To what extent, then, can or will Oracle discount on maintenance? Oracle veteran Schiff says that based on his experience, anything goes. At the same time, he notes, customers may have better luck if they time their purchasing intensions appropriately. “If you wait until the end of the fiscal year, you can basically get whatever you want from the store. If you think about the way Oracle used to be structured, you have a territory, you make most of your money when you reach your quota, and you start getting substantial [bonuses] when you’re over quota,” he explains. “If you combine that with a good chance that there’s going to be some kind of a reorg -- because there’s almost always some kind of a reorg -- you have no incentive to hold sales back.

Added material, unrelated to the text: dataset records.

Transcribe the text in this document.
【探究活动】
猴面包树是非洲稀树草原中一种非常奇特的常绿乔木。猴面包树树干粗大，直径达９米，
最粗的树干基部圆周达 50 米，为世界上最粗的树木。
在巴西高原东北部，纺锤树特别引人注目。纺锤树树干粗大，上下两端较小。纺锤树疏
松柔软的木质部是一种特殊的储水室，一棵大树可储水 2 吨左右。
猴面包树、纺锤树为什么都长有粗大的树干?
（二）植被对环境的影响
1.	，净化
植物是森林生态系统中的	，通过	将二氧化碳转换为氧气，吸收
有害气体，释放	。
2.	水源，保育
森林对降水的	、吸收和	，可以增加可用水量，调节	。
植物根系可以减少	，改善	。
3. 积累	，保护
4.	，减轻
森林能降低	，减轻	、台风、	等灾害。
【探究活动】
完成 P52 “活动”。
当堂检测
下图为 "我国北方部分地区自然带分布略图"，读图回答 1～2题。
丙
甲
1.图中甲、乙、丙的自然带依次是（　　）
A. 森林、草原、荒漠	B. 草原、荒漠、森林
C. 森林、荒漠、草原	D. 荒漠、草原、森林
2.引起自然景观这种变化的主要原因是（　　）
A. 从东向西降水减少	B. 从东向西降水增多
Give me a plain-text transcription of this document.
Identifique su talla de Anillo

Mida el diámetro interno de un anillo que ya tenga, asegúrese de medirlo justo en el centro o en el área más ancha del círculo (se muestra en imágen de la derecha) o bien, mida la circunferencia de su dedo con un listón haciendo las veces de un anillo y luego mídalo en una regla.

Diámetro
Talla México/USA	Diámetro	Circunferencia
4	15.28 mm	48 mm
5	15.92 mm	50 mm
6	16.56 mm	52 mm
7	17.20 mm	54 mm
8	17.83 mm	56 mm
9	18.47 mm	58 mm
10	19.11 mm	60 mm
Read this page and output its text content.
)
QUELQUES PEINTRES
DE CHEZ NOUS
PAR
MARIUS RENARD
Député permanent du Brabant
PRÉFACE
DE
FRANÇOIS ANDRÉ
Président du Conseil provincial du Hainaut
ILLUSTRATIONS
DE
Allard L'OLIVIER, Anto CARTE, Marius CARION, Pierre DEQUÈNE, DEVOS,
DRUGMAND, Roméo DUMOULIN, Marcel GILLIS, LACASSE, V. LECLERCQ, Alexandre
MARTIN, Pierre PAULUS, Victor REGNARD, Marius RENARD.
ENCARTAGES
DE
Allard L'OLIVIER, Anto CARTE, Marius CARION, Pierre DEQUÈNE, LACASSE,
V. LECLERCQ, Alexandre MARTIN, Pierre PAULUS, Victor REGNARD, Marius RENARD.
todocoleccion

It’s the kind of game that everybody knows. It used to be that if you waited until the end of the quarter or the fiscal year, you could almost name your price.”
One area in which Oracle is hard-pressed to touch Microsoft price-wise is in the small- and medium-sized business (SMB) space. The software giant markets a premium edition of its Small Business Server specifically for this market, and bundles Windows Server, Exchange Server, SQL Server 2000, Biz Talk Server, and ISA Server – all for $1,500, including five client access licenses (CAL). Additional CALs are available for $99 each, says Thomas.
Elsewhere, Microsoft offers a free version of its MSDE version of SQL Server for developers and for application-specific requirements. Oracle offers a similar product – Oracle Database Lite – for $100 per named user plus perpetual licensing, plus an Oracle Database Standard Edition, $400 per named user plus perpetual licensing, designed for application developers.
As far as administration is concerned, it’s not exactly an apples-to-apples comparison. Microsoft offers administrative tools as part of the SQL Server 2000 database, but customers can also purchase add-on components – such as Microsoft’s Operations Manager console. Oracle, for its part, includes an administrative console with all versions of its 10g database, but – like Microsoft – charges for the icing on the cake. In this respect, Oracle has a lot more to crow about: The database giant made waves by incorporating tuning capabilities and other advanced automation capabilities into the 10g kernel. Initially, Oracle gave every indication that these features would be available for free. Earlier this year, however, it reversed course – to the chagrin of 10g shops everywhere. Turns out, Oracle DBAs must pony up $3,000 per processor for Oracle’s 10g Tuning Pack and an additional $3,000 per processor for the 10g Diagnostic Pack, an add-on offering that supports both Automatic Workload Repository and Automatic Database Diagnostic Monitor features. Oracle also sells two additional add-on packs, one for Configuration Management ($60 per named user plus perpetual), and another for Change Management ($3,000 per processor).
Once again, all prices as given are before discounts.